A troop of PETA “monkeys” dressed in prisoner garb will make a splash outside a local Whole Foods store on Sunday as they dump fake blood from spoof Thai coconut milk cans emblazoned with “Cruel Foods” labels to call out the grocery giant for its sale of coconut milk from Thailand—which it continues to stock even though it knows the country’s coconut industry is driven by the forced labor of endangered pig-tailed macaques.
Where: Whole Foods Market, 4315 Arden Way, Sacramento
When: Sunday, February 25, 11 a.m.
“By continuing to sell Thai coconut milk, Whole Foods is signing off on the abuse of an endangered species, willfully propping up an industry that kidnaps monkeys, chains them, and treats them as nothing more than coconut-picking machines,” says PETA Executive Vice President Tracy Reiman. “PETA is calling on Whole Foods to prove it’s not morally bankrupt by selling coconut milk only from countries where monkey labor isn’t used, such as India and the Philippines.”

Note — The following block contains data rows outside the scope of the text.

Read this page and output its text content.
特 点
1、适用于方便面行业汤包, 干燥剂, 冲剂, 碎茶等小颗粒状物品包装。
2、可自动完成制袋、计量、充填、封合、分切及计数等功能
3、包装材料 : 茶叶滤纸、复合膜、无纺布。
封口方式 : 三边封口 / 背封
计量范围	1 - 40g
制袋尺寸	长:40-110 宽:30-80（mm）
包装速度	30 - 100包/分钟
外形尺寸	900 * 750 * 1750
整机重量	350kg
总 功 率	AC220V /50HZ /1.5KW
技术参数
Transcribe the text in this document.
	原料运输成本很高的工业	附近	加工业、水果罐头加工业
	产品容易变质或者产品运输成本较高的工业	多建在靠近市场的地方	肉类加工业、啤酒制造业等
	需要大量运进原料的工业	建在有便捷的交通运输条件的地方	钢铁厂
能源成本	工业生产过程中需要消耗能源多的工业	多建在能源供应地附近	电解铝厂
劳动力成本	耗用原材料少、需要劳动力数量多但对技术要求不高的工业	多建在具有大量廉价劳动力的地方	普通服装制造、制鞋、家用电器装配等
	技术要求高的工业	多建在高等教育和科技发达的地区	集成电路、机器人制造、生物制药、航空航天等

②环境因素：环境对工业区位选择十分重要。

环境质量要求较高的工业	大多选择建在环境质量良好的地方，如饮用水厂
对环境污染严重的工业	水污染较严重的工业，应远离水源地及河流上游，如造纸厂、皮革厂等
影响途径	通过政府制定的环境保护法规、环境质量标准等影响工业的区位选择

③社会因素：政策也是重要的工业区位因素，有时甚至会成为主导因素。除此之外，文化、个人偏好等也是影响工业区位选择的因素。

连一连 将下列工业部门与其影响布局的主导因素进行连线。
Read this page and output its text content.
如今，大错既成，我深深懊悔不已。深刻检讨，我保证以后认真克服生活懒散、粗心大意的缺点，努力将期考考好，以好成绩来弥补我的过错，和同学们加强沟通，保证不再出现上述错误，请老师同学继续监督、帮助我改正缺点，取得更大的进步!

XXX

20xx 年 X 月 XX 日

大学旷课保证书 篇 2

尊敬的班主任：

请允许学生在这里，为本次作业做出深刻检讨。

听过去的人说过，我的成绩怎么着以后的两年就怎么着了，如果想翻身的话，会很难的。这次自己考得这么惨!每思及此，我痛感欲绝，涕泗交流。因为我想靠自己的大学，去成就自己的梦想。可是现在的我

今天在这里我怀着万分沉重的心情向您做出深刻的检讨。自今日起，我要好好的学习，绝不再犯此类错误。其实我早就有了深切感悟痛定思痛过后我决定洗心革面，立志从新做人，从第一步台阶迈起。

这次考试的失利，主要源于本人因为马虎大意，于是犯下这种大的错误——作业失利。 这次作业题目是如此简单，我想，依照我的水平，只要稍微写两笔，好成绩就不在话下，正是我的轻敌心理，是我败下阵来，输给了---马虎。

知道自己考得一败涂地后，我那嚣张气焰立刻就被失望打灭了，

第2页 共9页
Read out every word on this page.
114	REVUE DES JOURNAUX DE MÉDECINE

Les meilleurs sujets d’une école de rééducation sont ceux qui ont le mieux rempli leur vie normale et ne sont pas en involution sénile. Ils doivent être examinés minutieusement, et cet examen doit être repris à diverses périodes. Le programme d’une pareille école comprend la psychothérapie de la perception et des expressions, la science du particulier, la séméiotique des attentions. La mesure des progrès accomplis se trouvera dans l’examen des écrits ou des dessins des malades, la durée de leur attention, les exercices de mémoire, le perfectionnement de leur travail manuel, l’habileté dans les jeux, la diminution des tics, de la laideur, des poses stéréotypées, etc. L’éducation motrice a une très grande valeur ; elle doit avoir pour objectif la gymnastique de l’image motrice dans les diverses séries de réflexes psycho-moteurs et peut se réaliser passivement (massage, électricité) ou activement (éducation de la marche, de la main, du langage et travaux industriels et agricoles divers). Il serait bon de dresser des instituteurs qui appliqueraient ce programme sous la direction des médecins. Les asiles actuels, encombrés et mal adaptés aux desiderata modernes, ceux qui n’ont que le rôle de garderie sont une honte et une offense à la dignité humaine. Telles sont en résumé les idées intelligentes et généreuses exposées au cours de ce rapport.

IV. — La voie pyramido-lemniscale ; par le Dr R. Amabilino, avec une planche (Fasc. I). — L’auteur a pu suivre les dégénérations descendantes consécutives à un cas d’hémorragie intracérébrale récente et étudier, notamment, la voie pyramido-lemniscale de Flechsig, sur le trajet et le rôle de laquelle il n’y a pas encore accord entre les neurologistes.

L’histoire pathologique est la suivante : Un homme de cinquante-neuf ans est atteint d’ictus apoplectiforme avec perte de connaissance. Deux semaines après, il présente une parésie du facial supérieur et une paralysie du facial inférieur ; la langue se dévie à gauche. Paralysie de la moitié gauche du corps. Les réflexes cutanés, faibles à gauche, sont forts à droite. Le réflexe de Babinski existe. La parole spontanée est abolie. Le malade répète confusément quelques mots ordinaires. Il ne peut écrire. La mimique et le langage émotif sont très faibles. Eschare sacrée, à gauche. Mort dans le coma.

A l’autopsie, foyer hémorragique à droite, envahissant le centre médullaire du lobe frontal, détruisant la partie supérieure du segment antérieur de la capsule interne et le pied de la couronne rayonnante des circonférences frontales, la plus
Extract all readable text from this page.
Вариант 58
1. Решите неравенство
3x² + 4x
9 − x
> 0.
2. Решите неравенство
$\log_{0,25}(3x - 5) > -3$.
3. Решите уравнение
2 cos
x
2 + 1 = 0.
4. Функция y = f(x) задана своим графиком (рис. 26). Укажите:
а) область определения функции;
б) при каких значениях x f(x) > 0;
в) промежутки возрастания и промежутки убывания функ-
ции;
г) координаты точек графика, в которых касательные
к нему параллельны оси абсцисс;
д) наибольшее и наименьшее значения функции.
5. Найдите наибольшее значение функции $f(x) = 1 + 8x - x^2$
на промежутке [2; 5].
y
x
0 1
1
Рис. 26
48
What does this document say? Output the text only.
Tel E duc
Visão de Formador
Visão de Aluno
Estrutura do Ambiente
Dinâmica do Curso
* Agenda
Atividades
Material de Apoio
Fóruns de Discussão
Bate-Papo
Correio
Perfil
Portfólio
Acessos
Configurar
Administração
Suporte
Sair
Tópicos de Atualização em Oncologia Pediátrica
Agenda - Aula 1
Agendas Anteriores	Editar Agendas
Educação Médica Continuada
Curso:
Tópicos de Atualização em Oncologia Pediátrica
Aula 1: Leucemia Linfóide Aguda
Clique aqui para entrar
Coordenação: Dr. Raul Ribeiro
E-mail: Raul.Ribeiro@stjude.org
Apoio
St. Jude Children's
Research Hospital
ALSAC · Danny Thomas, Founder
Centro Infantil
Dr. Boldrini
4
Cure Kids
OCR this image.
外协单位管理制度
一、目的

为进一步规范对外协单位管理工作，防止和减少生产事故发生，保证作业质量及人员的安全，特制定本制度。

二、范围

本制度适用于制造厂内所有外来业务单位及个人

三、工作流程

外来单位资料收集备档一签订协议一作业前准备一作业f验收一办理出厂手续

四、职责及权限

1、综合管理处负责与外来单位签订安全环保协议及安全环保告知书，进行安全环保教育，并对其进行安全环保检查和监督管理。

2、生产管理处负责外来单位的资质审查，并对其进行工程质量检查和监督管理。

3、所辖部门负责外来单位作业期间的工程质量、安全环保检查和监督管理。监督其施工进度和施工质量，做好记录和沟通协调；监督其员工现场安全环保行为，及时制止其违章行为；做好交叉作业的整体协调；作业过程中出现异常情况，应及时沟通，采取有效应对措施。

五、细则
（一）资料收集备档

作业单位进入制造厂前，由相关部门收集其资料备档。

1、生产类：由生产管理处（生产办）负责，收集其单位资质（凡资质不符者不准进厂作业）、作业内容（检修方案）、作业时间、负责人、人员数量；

Many monkeys exploited in Thailand’s coconut industry are illegally snatched from their natural habitat as babies, fitted with metal collars, whipped, and forced to climb trees to pick heavy coconuts. Their canine teeth are often pulled out in order to leave them defenseless. Because the industry and the Thai government lie about their systemic reliance on forced monkey labor, it’s impossible to guarantee that any coconut milk from Thailand is free of it. Multiple companies that produce coconut milk sold at Whole Foods were named by industry workers in a PETA Asia investigation as having used coconuts obtained via monkey labor. HelloFresh, Purple Carrot, and Performance Food Group have stopped sourcing coconut milk from Thailand following PETA’s exposé, as have international companies such as Aldi, ASDA, and Lidl.
PETA—whose motto reads, in part, that “animals are not ours to abuse in any way”—points out that Every Animal Is Someone and offers free Empathy Kits for people who need a lesson in kindness.